National Board Certification for Health & Wellness Coaches

I’m taking a brief detour from my journey around the Wheel of Health to share some exciting news! I found out yesterday that I passed the new national certification exam for health and wellness coaches. I am now officially a National Board Certified Health & Wellness Coach (or NBC-HWC, for short). I am very proud to be one of the inaugural coaches to hold this distinction – and I want to share a few thoughts on why this national certification is so important.

Until now, anyone could essentially hang a shingle and call themselves a health coach regardless of whether they have had any education, training or experience as a coach. There are many individuals who are passionate about health and wellness, and long to share that passion with others based on their own experience and self-study. I think that passion is wonderful and that’s where I started back as a young adult in high school and college, taking ownership of my health and wellbeing for the first time.  However, I quickly realized that there was a lot that I did not know when it came to health and the science of behavior change, so I chose to pursue formal education and training in that profession.

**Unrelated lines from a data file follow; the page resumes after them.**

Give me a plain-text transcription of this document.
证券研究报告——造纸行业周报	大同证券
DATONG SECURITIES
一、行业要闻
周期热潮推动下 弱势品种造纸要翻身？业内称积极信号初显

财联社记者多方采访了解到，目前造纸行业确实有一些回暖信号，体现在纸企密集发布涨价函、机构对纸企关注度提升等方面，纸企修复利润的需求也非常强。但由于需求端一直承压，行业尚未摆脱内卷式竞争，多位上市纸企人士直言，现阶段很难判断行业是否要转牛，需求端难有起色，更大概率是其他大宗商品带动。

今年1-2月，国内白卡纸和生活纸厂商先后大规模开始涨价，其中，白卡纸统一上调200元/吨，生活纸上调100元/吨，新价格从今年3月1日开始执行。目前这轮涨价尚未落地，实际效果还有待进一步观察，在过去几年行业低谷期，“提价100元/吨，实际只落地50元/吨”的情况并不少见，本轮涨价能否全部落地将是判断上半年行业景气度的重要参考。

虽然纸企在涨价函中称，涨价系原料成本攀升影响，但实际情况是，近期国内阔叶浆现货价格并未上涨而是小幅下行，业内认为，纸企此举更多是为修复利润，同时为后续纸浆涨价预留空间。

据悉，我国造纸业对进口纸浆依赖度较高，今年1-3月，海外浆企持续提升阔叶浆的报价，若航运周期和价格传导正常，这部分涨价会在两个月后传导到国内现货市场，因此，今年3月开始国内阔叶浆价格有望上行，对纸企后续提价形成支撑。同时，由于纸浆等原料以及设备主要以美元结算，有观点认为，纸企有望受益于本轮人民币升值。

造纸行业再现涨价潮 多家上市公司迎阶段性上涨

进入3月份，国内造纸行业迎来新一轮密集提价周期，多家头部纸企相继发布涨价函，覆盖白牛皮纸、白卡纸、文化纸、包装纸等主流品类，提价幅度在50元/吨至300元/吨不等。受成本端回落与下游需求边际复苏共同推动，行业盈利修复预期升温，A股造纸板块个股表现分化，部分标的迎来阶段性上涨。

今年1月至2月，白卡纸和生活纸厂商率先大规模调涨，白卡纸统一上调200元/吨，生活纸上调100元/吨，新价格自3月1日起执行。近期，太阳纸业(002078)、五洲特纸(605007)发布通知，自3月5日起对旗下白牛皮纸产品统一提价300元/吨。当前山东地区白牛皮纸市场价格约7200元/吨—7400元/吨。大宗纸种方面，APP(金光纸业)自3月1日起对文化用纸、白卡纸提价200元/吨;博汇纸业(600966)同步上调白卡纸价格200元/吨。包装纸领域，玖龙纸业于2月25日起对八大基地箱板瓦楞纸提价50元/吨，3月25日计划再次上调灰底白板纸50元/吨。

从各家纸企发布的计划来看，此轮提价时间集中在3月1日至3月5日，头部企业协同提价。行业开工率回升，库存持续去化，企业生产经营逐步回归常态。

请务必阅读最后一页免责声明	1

I earned undergraduate and graduate degrees in Public Health, with a concentration in Health Behavior and Health Education, and I have held the Certified Health Education Specialist (CHES®) credential since 1998. I have always identified as a health educator even when my official title may not have reflected that role. A few years ago, I decided to pursue additional training as a health coach. I have to admit that before I completed my coach training at Duke Integrative Medicine, I thought a health coach was essentially the same thing as a health educator. I would advise people about how to improve their health. I would share resources and essentially tell them what changes they needed to make around their diet, exercise, sleep and so on to be healthy. Boy, was I wrong.

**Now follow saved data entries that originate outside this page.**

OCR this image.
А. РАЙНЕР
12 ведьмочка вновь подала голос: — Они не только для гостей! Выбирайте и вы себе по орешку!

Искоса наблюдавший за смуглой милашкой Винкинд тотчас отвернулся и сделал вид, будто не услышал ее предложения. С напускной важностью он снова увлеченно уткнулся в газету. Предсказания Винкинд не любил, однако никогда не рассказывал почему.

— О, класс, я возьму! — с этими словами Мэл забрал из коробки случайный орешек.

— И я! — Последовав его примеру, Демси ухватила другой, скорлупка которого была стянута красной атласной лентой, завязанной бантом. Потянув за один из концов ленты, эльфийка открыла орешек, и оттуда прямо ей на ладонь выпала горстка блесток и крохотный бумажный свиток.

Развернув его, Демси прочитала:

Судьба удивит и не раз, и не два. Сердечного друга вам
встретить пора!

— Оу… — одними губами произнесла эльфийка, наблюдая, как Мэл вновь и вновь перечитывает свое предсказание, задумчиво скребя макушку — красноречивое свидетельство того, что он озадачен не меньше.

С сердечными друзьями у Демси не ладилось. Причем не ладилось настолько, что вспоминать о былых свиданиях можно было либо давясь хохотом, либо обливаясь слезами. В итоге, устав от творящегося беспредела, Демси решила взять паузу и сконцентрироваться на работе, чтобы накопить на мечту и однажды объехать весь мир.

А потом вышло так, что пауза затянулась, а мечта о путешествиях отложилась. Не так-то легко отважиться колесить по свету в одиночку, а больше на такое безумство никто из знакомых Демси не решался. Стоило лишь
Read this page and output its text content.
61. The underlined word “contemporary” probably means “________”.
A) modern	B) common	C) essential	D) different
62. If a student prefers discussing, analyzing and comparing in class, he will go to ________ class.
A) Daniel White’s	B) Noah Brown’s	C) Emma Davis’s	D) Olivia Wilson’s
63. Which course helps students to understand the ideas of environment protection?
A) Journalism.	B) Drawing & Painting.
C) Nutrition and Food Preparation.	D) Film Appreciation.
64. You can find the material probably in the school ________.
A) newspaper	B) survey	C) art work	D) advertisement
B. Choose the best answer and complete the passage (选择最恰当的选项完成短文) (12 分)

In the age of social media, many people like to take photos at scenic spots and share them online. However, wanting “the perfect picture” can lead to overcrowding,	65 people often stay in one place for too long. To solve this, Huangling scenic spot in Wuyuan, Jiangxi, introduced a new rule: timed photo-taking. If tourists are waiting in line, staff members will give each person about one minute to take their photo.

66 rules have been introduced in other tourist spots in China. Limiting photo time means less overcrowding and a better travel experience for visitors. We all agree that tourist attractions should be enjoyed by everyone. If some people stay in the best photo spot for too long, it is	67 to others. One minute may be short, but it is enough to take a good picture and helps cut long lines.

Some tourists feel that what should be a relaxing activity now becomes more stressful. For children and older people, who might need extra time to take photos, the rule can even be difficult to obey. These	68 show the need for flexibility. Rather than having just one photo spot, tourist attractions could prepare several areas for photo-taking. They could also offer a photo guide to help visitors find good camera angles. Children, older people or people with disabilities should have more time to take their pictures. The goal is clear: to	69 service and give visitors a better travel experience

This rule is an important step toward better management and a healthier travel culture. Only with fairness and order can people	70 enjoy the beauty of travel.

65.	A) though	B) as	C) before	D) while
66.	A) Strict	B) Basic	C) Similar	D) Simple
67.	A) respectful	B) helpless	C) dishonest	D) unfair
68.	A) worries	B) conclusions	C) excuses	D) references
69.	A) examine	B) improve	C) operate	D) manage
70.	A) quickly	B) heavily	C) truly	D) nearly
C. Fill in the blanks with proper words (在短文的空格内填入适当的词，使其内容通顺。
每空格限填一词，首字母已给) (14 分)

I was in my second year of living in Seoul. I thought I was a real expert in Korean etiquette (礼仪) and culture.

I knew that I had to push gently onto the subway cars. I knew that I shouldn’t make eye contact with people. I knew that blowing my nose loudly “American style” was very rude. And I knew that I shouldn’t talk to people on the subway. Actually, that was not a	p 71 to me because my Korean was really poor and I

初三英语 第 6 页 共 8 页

My health coach training was eye-opening, even for someone who has been in the healthcare field for 20 years. I learned that coaching is a client-centered process – that the client is the expert on his or her own health, not me. As a coach, I am the expert in the process of health behavior change, but I am here as a partner and a guide for my clients. I help them define their personal vision of optimal health, create goals and action steps to achieve that vision, and provide support and encouragement as they incorporate new health behaviors into their lives. I don’t tell them what to do to be healthy, I empower them to find the answers within themselves. And I do this mostly by listening carefully and asking key questions to help reveal those answers. Simple, yet so powerful.

I share all this to help you understand that there is still great variability among health coaches right now, as these new national certification standards are just starting to be implemented. For this reason, I encourage you to do your homework and review the credentials of any coach with whom you may consider working. Although this is not medical care, where you could be harmed if treated by a professional that does not meet minimum professional standards, it is in your best interest to work with a coach who has had adequate training. After all, you want to achieve the best outcome possible – to be in your best health – especially if you are paying out of pocket for your coaching experience.

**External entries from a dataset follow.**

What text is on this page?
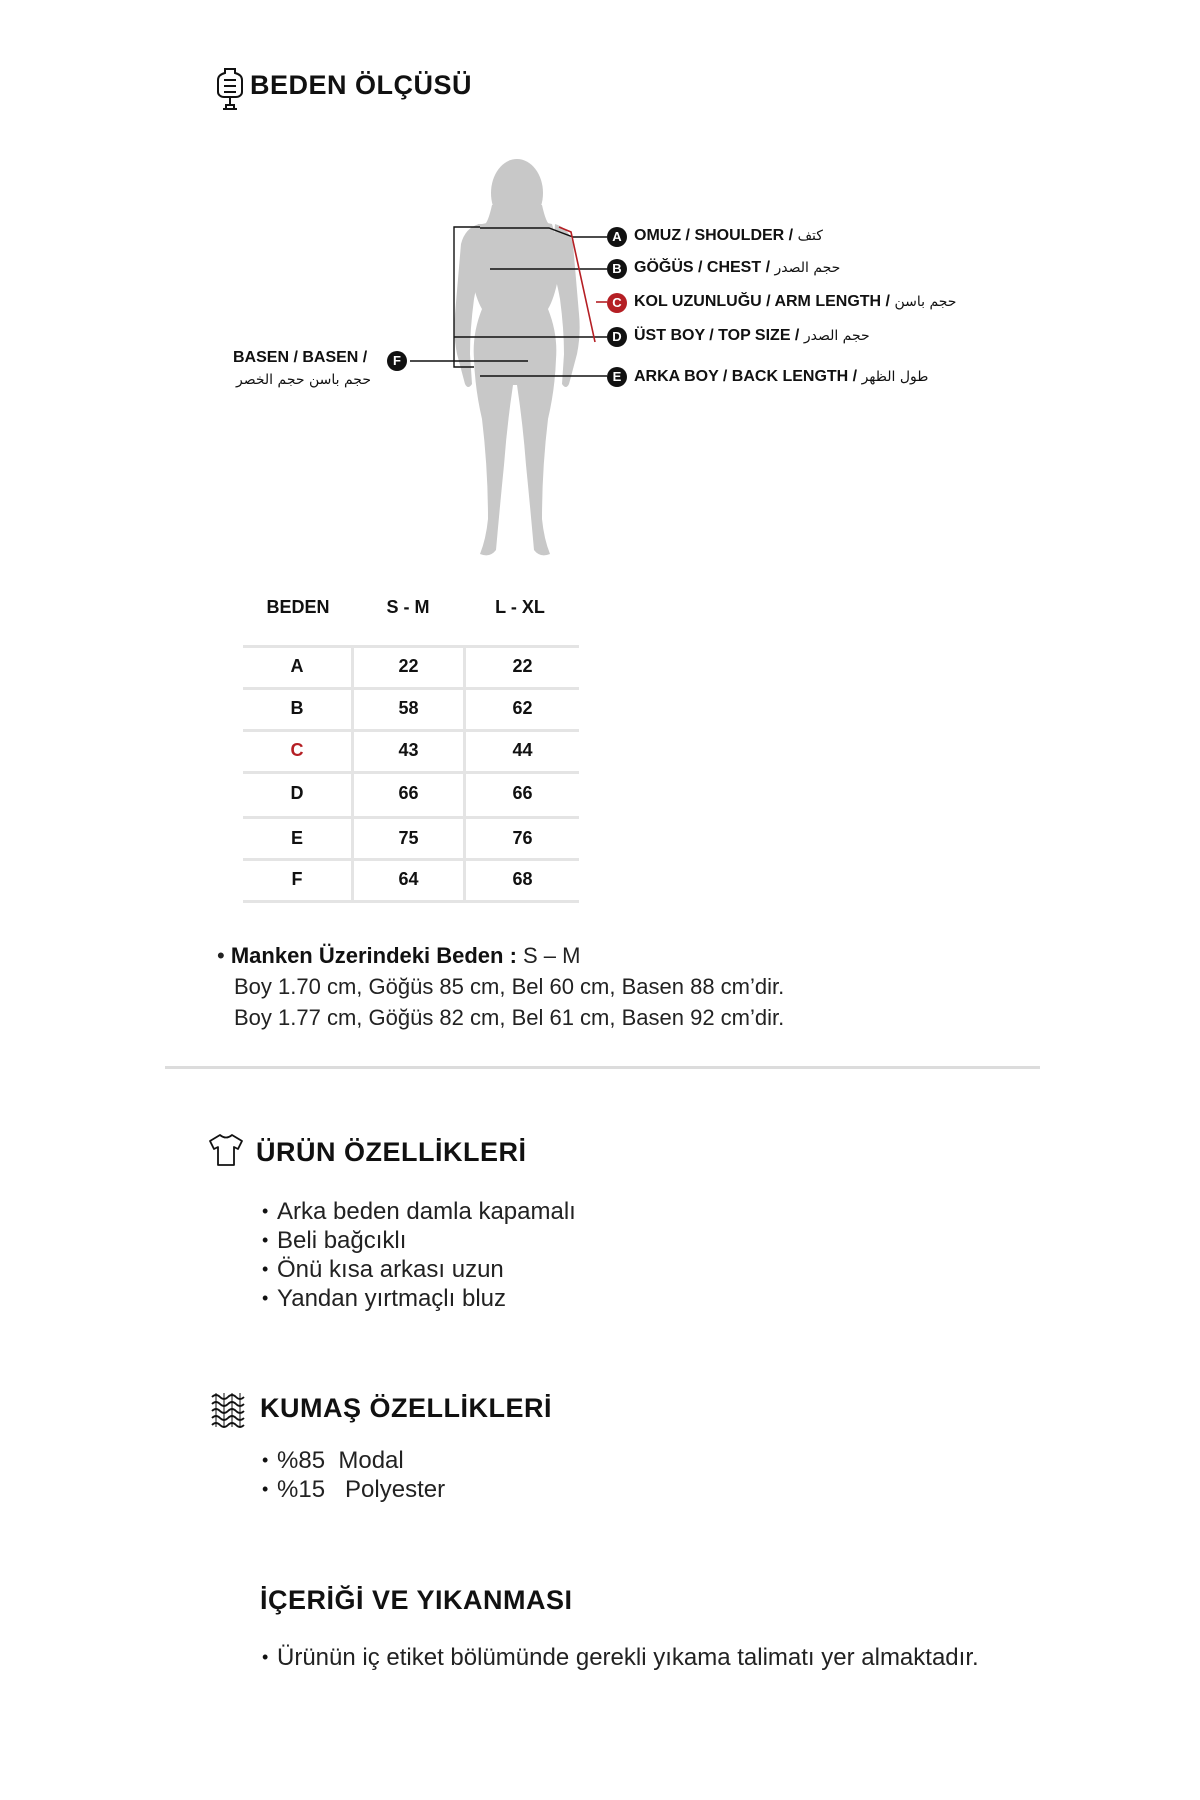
BEDEN ÖLÇÜSÜ
A OMUZ / SHOULDER / كتف
B GÖĞÜS / CHEST / حجم الصدر
C KOL UZUNLUĞU / ARM LENGTH / حجم باسن
D ÜST BOY / TOP SIZE / حجم الصدر
E ARKA BOY / BACK LENGTH / طول الظهر
BASEN / BASEN /
حجم باسن حجم الخصر
F
BEDEN	S - M	L - XL
A	22	22
B	58	62
C	43	44
D	66	66
E	75	76
F	64	68
• Manken Üzerindeki Beden : S – M
Boy 1.70 cm, Göğüs 85 cm, Bel 60 cm, Basen 88 cm’dir.
Boy 1.77 cm, Göğüs 82 cm, Bel 61 cm, Basen 92 cm’dir.
ÜRÜN ÖZELLİKLERİ
• Arka beden damla kapamalı
• Beli bağcıklı
• Önü kısa arkası uzun
• Yandan yırtmaçlı bluz
KUMAŞ ÖZELLİKLERİ
• %85  Modal
• %15   Polyester
İÇERİĞİ VE YIKANMASI
• Ürünün iç etiket bölümünde gerekli yıkama talimatı yer almaktadır.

The International Consortium for Health & Wellness Coaching (ICHWC) has been working since 2010 to create these national standards for health and wellness coaches. In 2016, they partnered with the National Board of Medical Examiners (NBME) to establish a national certification for individual health and wellness coaches. The NBME  has been credentialing medical professionals for 100 years, and they applied the same rigor to the health and wellness coach exam as they have for other medical professional credentialing exams. Therefore, this national certification will allow proficient coaches to stand apart from coaches who have not received adequate coach training or assessment of their coaching skills and knowledge.

You can learn more about the Consortium and the National Board Certification of Health & Wellness Coaches here. The Consortium will soon be creating an online registry to include all health and wellness coaches who are National Board Certified, making it easier to find a qualified coach to assist you on your journey to optimal health. After all, if you are going to invest in your health, why not choose a partner who can best help you succeed?